CREATE TABLE "Employee" (
    "Site"     int      NOT NULL,
    WorkTypeId char(2)  NOT NULL,
    Emp_NO     int      NOT NULL,
    "Date"     date     NOT NULL  
);

CREATE TABLE "PTO" (
    "Site"     int      NOT NULL,
    WorkTypeId char(2)      NULL,
    Emp_NO     int      NOT NULL,
    "Date"     date     NOT NULL  
);

GO

INSERT INTO "Employee" ( "Site", WorkTypeId, Emp_NO, "Date" )
VALUES
( 5015, 'MB', 1005, '2022-02-01' ),
( 5015, 'MI', 1005, '2022-02-04' ),
( 5015, 'PO', 1005, '2022-02-04' ),
( 5015, 'ME', 2003, '2022-01-01' ),
( 5015, 'TT', 2003, '2022-01-10' );

INSERT INTO "PTO" ( "Site", WorkTypeId, Emp_NO, "Date" )
VALUES
( 5015, NULL, 1005, '2022-02-03' ),
( 5015, NULL, 1005, '2022-02-14' ),
( 5014, NULL, 2003, '2022-01-09' );
  • Both approaches define CTEs e and p that extend Employee and PTO respectively to add computed "Year" and "Month" columns, which avoids having to repeatedly use YEAR( "Date" ) AS "Year" in GROUP BY and JOIN expressions.
    • I suggest you add those as computed-columns in your base tables, if you're able, as they'll be useful generally anyway. Don't forget to index them appropriately too.
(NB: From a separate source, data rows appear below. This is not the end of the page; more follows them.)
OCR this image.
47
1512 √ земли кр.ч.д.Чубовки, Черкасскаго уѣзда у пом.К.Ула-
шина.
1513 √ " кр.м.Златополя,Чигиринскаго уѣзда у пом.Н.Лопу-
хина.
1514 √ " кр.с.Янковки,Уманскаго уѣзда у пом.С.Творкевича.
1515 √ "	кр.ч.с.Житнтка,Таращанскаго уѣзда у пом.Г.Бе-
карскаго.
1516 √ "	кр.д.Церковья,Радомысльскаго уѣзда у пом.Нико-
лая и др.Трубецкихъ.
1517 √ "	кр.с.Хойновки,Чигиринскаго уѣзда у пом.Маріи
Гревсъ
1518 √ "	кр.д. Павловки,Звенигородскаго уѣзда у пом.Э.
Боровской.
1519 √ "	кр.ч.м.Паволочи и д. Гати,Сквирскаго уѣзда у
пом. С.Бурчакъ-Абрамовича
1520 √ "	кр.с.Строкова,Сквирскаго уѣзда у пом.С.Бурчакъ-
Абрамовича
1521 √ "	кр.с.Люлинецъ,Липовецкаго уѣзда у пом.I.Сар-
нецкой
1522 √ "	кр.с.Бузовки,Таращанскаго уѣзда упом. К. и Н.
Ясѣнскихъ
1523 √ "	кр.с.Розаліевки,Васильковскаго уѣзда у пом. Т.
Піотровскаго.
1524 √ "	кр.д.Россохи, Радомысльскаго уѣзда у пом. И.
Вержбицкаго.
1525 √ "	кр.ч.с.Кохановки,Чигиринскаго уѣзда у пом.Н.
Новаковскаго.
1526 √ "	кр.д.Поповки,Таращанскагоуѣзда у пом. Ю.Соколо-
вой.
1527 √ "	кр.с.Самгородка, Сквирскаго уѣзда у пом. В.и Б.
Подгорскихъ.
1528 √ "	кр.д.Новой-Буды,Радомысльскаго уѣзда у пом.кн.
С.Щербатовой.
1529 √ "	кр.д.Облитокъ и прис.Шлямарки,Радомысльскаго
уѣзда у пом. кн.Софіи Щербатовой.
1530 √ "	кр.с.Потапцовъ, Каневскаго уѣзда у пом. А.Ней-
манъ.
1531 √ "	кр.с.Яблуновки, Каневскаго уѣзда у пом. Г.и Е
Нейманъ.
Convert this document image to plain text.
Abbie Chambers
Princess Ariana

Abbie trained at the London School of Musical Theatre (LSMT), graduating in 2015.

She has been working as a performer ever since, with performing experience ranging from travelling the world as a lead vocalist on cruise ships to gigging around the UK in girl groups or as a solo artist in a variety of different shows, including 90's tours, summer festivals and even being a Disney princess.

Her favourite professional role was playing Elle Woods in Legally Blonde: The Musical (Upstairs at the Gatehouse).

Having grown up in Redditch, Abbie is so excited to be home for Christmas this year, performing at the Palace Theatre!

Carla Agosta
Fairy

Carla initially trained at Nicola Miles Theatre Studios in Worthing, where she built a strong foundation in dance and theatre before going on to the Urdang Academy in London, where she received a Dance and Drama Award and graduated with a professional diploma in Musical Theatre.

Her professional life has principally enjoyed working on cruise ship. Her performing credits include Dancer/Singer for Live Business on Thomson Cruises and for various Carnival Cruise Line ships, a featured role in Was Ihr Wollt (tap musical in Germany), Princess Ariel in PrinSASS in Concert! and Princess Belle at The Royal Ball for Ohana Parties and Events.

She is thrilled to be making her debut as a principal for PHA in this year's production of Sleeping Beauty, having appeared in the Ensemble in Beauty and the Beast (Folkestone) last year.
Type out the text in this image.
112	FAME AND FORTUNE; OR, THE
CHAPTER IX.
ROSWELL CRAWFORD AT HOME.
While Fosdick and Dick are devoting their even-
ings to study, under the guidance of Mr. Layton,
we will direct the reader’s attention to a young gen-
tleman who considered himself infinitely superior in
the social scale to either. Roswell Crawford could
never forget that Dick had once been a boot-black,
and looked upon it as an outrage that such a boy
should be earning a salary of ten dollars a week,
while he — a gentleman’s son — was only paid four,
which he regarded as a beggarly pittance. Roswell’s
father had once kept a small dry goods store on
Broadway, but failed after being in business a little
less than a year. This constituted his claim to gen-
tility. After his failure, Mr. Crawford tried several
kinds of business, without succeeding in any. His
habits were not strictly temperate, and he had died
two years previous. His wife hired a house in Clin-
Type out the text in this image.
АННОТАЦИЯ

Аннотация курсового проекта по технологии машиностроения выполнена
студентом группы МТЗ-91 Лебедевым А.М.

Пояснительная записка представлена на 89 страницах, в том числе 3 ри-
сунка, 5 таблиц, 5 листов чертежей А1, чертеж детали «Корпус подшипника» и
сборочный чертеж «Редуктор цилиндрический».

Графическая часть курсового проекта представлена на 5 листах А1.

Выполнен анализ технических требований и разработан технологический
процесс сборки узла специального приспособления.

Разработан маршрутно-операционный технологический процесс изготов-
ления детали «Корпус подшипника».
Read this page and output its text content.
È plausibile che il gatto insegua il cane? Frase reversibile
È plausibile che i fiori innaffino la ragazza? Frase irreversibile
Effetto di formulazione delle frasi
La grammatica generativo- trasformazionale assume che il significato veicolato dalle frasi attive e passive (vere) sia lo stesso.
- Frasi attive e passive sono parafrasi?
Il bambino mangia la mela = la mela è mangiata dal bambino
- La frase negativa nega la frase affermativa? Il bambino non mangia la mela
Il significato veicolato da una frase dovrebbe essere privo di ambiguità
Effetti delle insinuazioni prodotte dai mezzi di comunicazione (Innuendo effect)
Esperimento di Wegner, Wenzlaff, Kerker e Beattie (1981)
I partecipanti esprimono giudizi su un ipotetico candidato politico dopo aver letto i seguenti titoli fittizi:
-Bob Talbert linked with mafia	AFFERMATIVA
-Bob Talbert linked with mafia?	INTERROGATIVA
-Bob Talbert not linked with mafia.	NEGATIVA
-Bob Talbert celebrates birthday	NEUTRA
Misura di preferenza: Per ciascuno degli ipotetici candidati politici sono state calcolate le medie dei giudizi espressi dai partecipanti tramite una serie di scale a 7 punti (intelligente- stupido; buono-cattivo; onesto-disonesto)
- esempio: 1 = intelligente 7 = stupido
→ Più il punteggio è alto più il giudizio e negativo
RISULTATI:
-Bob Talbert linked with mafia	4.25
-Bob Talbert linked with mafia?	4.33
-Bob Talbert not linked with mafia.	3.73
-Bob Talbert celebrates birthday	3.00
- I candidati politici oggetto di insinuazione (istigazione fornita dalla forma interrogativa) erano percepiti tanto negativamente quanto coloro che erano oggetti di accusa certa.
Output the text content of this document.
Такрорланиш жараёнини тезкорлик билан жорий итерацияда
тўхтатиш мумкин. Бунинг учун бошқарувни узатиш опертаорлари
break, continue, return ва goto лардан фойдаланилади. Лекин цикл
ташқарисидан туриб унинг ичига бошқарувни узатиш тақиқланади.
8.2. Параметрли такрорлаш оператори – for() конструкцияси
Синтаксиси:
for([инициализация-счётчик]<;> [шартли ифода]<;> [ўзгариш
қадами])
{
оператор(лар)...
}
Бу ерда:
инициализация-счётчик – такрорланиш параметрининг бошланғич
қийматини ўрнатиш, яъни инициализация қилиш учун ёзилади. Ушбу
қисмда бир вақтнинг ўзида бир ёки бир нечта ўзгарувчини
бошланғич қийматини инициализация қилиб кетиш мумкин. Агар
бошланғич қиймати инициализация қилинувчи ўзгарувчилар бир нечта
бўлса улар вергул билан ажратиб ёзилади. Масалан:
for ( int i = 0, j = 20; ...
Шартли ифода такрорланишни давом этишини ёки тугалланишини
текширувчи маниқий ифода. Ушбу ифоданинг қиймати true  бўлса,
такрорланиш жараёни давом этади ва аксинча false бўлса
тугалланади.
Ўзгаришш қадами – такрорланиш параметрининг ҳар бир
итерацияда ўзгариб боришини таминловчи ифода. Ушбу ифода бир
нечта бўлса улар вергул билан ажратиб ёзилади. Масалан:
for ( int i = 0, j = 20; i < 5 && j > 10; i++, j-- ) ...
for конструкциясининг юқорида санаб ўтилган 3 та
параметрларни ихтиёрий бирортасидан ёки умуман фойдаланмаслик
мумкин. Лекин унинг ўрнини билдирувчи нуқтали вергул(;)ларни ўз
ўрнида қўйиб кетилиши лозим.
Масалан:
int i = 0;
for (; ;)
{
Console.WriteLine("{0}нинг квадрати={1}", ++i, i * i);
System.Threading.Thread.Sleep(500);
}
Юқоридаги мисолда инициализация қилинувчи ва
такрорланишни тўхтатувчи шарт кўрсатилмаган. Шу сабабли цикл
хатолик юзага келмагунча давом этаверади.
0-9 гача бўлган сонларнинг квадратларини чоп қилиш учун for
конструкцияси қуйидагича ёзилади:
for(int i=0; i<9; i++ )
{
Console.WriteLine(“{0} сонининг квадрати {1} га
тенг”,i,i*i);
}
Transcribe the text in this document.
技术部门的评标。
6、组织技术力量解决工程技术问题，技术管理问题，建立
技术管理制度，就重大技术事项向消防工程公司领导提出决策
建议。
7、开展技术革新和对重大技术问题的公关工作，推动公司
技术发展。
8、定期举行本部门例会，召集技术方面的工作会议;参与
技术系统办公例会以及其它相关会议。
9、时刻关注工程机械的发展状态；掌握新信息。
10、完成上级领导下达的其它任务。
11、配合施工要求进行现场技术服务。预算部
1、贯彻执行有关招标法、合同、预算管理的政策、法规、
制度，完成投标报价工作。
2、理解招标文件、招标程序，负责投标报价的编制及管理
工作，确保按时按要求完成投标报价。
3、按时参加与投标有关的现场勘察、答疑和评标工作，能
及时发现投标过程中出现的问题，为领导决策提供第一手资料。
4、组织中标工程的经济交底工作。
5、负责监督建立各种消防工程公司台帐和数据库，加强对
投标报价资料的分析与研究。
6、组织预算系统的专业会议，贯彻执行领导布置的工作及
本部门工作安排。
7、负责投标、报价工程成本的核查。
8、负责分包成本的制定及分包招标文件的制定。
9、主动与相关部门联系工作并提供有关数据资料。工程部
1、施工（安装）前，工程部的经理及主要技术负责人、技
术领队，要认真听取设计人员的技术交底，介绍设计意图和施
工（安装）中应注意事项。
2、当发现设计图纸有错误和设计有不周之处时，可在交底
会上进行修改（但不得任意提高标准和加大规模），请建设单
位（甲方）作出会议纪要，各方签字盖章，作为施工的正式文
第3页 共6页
Approach 1: Composed CTEs with elementary aggregates, then UPDATE:

WITH
-- Step 1: Extend both the `Employee` and `PTO` tables with YEAR and MONTH columns (this simplifies things later on):
e AS (
    SELECT
        Emp_No,
        "Site",
        WorkTypeId,
        "Date",

        YEAR( "Date" ) AS "Year",
        MONTH( "Date" ) AS "Month"
    FROM
        Employee
),
p AS (
    SELECT
        Emp_No,
        "Site",
        WorkTypeId,
        "Date",

        YEAR( "Date" ) AS "Year",
        MONTH( "Date" ) AS "Month"
    FROM
        PTO
),
-- Step 2: Get the MIN( "Date" ) value for each group:
minDatesForEachEmployeeMonthYearGroup AS (
    SELECT
        e.Emp_No,
        e."Year",
        e."Month",

        MIN( "Date" ) AS "FirstDate"
    FROM
        e
    GROUP BY
        e.Emp_No,
        e."Year",
        e."Month"
),
-- Step 3: INNER JOIN back on `e` to get the first WorkTypeId in each group:
firstWorkTypeIdForEachEmployeeMonthYearGroup AS (
    /* WARNING: This query will fail if multiple rows (for the same Emp_NO, Year and Month) have the same "Date" value. This can be papered-over with GROUP BY and MIN, but I don't think that's a good idea at all). */
    SELECT
        e.Emp_No,
        e."Year",
        e."Month",

        e.WorkTypeId AS FirstWorkTypeId
    FROM
        e
        INNER JOIN minDatesForEachEmployeeMonthYearGroup AS q ON
            e.Emp_NO = q.Emp_NO
            AND
            e."Date" = q.FirstDate
)
-- Step 4: Do the UPDATE.
-- *Yes*, you can UPDATE a CTE (provided the CTE is "simple" and has a 1:1 mapping back to source rows on-disk).
UPDATE
    p
SET
    p.WorkTypeId = f.FirstWorkTypeId
FROM
    p
    INNER JOIN firstWorkTypeIdForEachEmployeeMonthYearGroup AS f ON
        p.Emp_No = f.Emp_No
        AND
        p."Year" = f."Year"
        AND
        p."Month" = f."Month"
WHERE
    p.WorkTypeId IS NULL;

Here's a screenshot of SSMS showing the contents of the PTO table from before, and after, the above query runs:

enter image description here

Approach 2: Skip the self-JOIN with FIRST_VALUE:

This approach gives a shorter, slightly simpler query, but requires SQL Server 2012 or later (and that your database is running in compatibility-level 110 or higher).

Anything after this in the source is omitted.